Research Projects

Cognitive perceptual models in machine learning of human activities

This project will investigate advances in cognitive theories to develop activity recognition and behaviour inference models that can cope with changing concepts and allow dynamic reconfiguration  of sensor networks at run time.

Seamless integration of wearable computers & public displays for mobile collaboration in hospital

 This project targets the development and evaluation of interaction technology for wearable computers to support mobile collaboration in hospital setting. Specific focus will be paid on mixed-reality session establishment, multimodal interaction, and context-sensitive user interface adaptation based on the situation. A wearable system prototype that provides activity support both at an individual level and in collaborative settings will be designed and evaluated together with hospital partners.

Personal fabrication: supporting new devices and assisted living

This research aims to understand the problems and complexities which for now prohibit a more widespread adoption of personal fabrication, especially in the area of healthcare and assisted living. This knowledge will inform the design of new systems and interfaces, empowering a broader mass to utilize and benefit from personal fabrication.

Out-patient Monitoring with Wearable Sensors

The project aims at developing prototypes and algorithms for the unobtrusive monitoring of stroke survivors in out-patient therapy. Computer aided rehabilitation has so far mainly focussed on augmenting supervised and scripted motor trainings with IuK technology. Yet for comprehensive and fast motor recovery self-motivated in-vivo training, i.e. patients’ efforts to use their impaired limbs as much as they can in everyday life, is crucial.

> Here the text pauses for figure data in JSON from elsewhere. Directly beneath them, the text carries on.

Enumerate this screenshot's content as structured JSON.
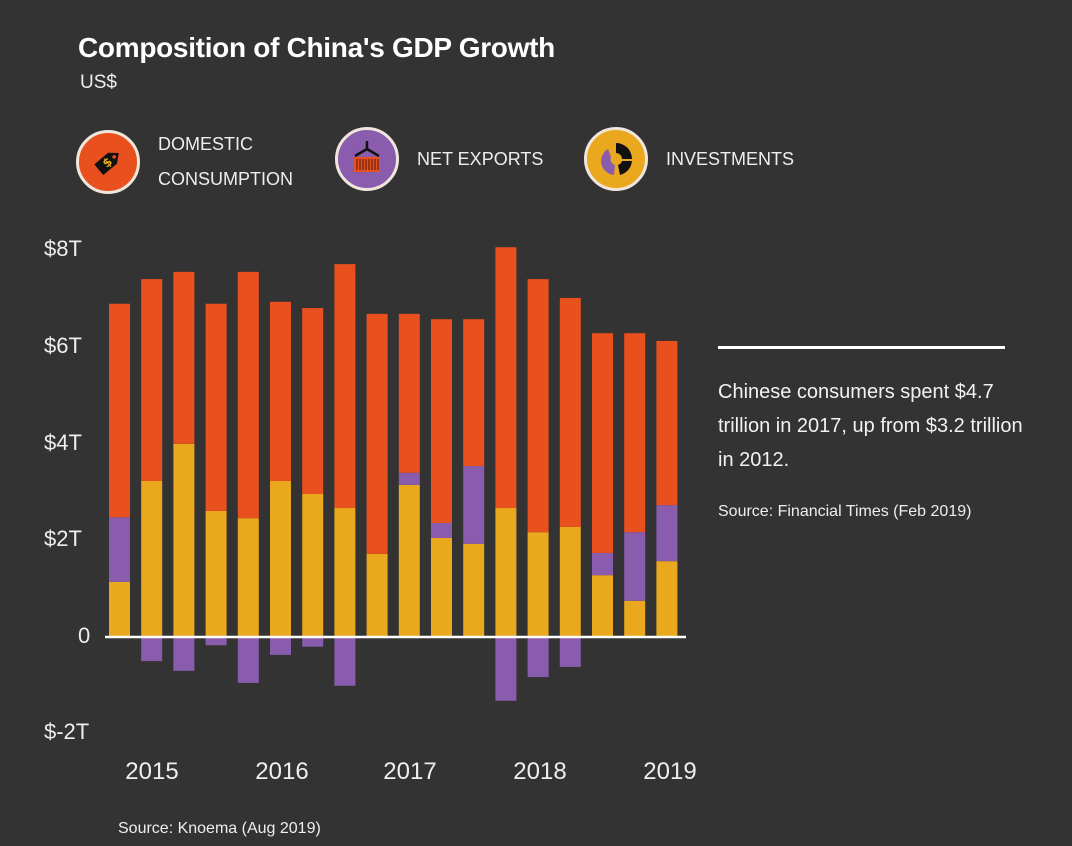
{
  "chart_data": {
    "type": "bar",
    "stacked": true,
    "title": "Composition of China's GDP Growth",
    "subtitle": "US$",
    "ylim": [
      -2,
      8
    ],
    "yticks": [
      "$8T",
      "$6T",
      "$4T",
      "$2T",
      "0",
      "$-2T"
    ],
    "ytick_values": [
      8,
      6,
      4,
      2,
      0,
      -2
    ],
    "xticks": [
      "2015",
      "2016",
      "2017",
      "2018",
      "2019"
    ],
    "legend_position": "top",
    "series": [
      {
        "name": "INVESTMENTS",
        "color": "#e9a81d",
        "icon": "pie-chart-icon",
        "values": [
          1.14,
          3.23,
          4.0,
          2.61,
          2.46,
          3.23,
          2.96,
          2.67,
          1.72,
          3.15,
          2.05,
          1.93,
          2.67,
          2.17,
          2.28,
          1.28,
          0.75,
          1.57
        ]
      },
      {
        "name": "NET EXPORTS",
        "color": "#8a5cad",
        "icon": "shipping-container-icon",
        "values": [
          1.34,
          -0.5,
          -0.7,
          -0.17,
          -0.95,
          -0.37,
          -0.2,
          -1.01,
          0,
          0.25,
          0.31,
          1.61,
          -1.32,
          -0.83,
          -0.62,
          0.46,
          1.42,
          1.16
        ]
      },
      {
        "name": "DOMESTIC CONSUMPTION",
        "color": "#e8501e",
        "icon": "price-tag-icon",
        "values": [
          4.42,
          4.18,
          3.56,
          4.29,
          5.1,
          3.71,
          3.85,
          5.05,
          4.97,
          3.29,
          4.22,
          3.04,
          5.4,
          5.24,
          4.74,
          4.55,
          4.12,
          3.4
        ]
      }
    ],
    "grid": false
  },
  "legend": {
    "domestic": "DOMESTIC CONSUMPTION",
    "net_exports": "NET EXPORTS",
    "investments": "INVESTMENTS"
  },
  "annotation": {
    "text": "Chinese consumers spent $4.7 trillion in 2017, up from $3.2 trillion in 2012.",
    "source": "Source: Financial Times (Feb 2019)"
  },
  "source": "Source: Knoema (Aug 2019)"
}
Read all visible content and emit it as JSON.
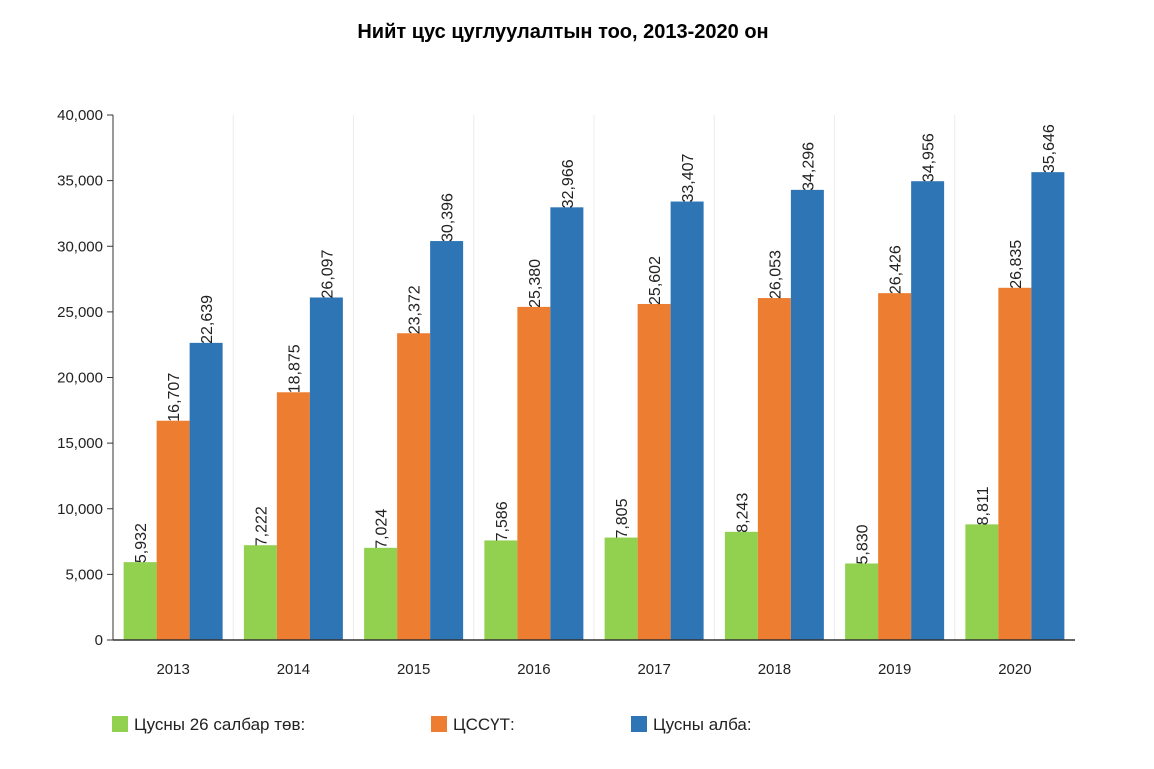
{
  "chart_data": {
    "type": "bar",
    "title": "Нийт цус цуглуулалтын тоо, 2013-2020 он",
    "xlabel": "",
    "ylabel": "",
    "categories": [
      "2013",
      "2014",
      "2015",
      "2016",
      "2017",
      "2018",
      "2019",
      "2020"
    ],
    "ylim": [
      0,
      40000
    ],
    "yticks": [
      0,
      5000,
      10000,
      15000,
      20000,
      25000,
      30000,
      35000,
      40000
    ],
    "ytick_labels": [
      "0",
      "5,000",
      "10,000",
      "15,000",
      "20,000",
      "25,000",
      "30,000",
      "35,000",
      "40,000"
    ],
    "grid": "vertical",
    "legend_position": "bottom",
    "series": [
      {
        "name": "Цусны 26 салбар төв:",
        "color": "#92d050",
        "values": [
          5932,
          7222,
          7024,
          7586,
          7805,
          8243,
          5830,
          8811
        ],
        "labels": [
          "5,932",
          "7,222",
          "7,024",
          "7,586",
          "7,805",
          "8,243",
          "5,830",
          "8,811"
        ]
      },
      {
        "name": "ЦССҮТ:",
        "color": "#ed7d31",
        "values": [
          16707,
          18875,
          23372,
          25380,
          25602,
          26053,
          26426,
          26835
        ],
        "labels": [
          "16,707",
          "18,875",
          "23,372",
          "25,380",
          "25,602",
          "26,053",
          "26,426",
          "26,835"
        ]
      },
      {
        "name": "Цусны алба:",
        "color": "#2e75b6",
        "values": [
          22639,
          26097,
          30396,
          32966,
          33407,
          34296,
          34956,
          35646
        ],
        "labels": [
          "22,639",
          "26,097",
          "30,396",
          "32,966",
          "33,407",
          "34,296",
          "34,956",
          "35,646"
        ]
      }
    ]
  }
}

Human Circadian Phase Estimation using Unobtrusive Wearable Sensor Data

This work focuses on the estimation of circadian phase using heart rate variability (HRV), both in the time and the frequency domain. Given the HRV signal’s proneness to masking effects, careful consideration will be given to the demasking of this signal and the selection of robust modeling techniques.

Early detection of worsening heart failure using continuous non-invasive measurements

The aim of this project is to develop robust algorithms for non-invasive thoracic impedance measurements and to develop both uni- and multi-parametric algorithms to provide accurate and early alarms of worsening HF.

Semi-supervised Machine Learning for Countering Concept Drift in Security Applications

Our project is initially motivated by an access control system making use of Machine Learning to increase security and help with the potential shortcomings of rule based access control system such as missing or conflicting rules.

Embedded eyes: integrate eye-sights into objects

This project will investigate new computer vision and image processing techniques for eye tracking and gaze estimation, as well as develop novel gaze-based interface for spontaneous and casual human-computer interaction.

Long-term activity monitoring in AAL using a large-area sensitive floor

This research project aims to build such a system using SensFloor [2][3], a large-area capacitive underlay, as the main pervasive ambient sensor. SensFloor can provide information about the position and state of a person (walking speed, direction, detection of falls) .

Privacy-respecting programming

Our approach creates a data ownership map across the framework for each user in order to implement the tracking and deletion of personal data. To do so, we represent the code of a program as a set of functions and check for the existence of the corresponding inverse function -1. If -1 does not exist, the output can be stored without compromising the input, we call the function privacy respecting.